Ingredients
Equipment
Method
Quinoa Salad
- Cook quinoa according to package directions, then let it cool completely.
- In a large bowl, combine the cooled quinoa with diced cucumber, halved cherry tomatoes, finely chopped red onion, and fresh mint.
- Whisk together lemon juice, olive oil, salt, and pepper, then pour it over the salad and toss to combine.
Corn and Black Bean Salad
- In a medium bowl, mix cooked corn, rinsed black beans, diced red bell pepper, minced jalapeño, and fresh cilantro.
- In a separate small bowl, whisk lime juice, olive oil, and cumin, then pour over the corn and black bean mixture.

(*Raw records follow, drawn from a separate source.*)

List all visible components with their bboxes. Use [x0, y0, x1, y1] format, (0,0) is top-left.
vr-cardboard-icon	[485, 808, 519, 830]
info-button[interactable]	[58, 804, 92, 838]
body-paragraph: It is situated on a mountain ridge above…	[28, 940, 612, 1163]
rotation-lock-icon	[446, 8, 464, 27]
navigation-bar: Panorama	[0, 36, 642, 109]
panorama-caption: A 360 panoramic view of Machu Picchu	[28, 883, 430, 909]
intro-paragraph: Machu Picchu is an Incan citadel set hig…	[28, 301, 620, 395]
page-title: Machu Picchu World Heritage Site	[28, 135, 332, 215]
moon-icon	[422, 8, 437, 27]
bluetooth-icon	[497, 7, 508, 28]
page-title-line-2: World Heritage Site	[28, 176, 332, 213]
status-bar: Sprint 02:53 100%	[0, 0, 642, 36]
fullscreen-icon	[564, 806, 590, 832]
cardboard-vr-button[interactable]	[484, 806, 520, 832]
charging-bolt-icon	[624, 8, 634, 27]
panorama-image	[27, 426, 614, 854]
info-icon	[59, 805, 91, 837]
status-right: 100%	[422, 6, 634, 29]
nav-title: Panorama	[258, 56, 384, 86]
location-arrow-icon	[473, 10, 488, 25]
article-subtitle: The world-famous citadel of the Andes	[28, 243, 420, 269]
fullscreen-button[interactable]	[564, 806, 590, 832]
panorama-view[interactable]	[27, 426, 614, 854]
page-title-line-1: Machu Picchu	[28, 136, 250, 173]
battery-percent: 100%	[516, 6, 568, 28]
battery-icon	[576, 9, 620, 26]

- Add salt to taste and stir everything together.
Watermelon & Feta Salad
- Gently combine cubed watermelon, crumbled feta cheese, thinly sliced red onion, and chopped fresh basil in a serving bowl.
- Drizzle with balsamic glaze just before serving.
Notes
For best flavor, prepare the quinoa salad and corn and black bean salad at least 30 minutes in advance to allow flavors to meld. The watermelon salad is best served fresh. Adjust spice levels of jalapeño to your preference. These recipes are easily scalable for larger gatherings. You can substitute ingredients based on availability; for instance, bell peppers come in different colors and flavors.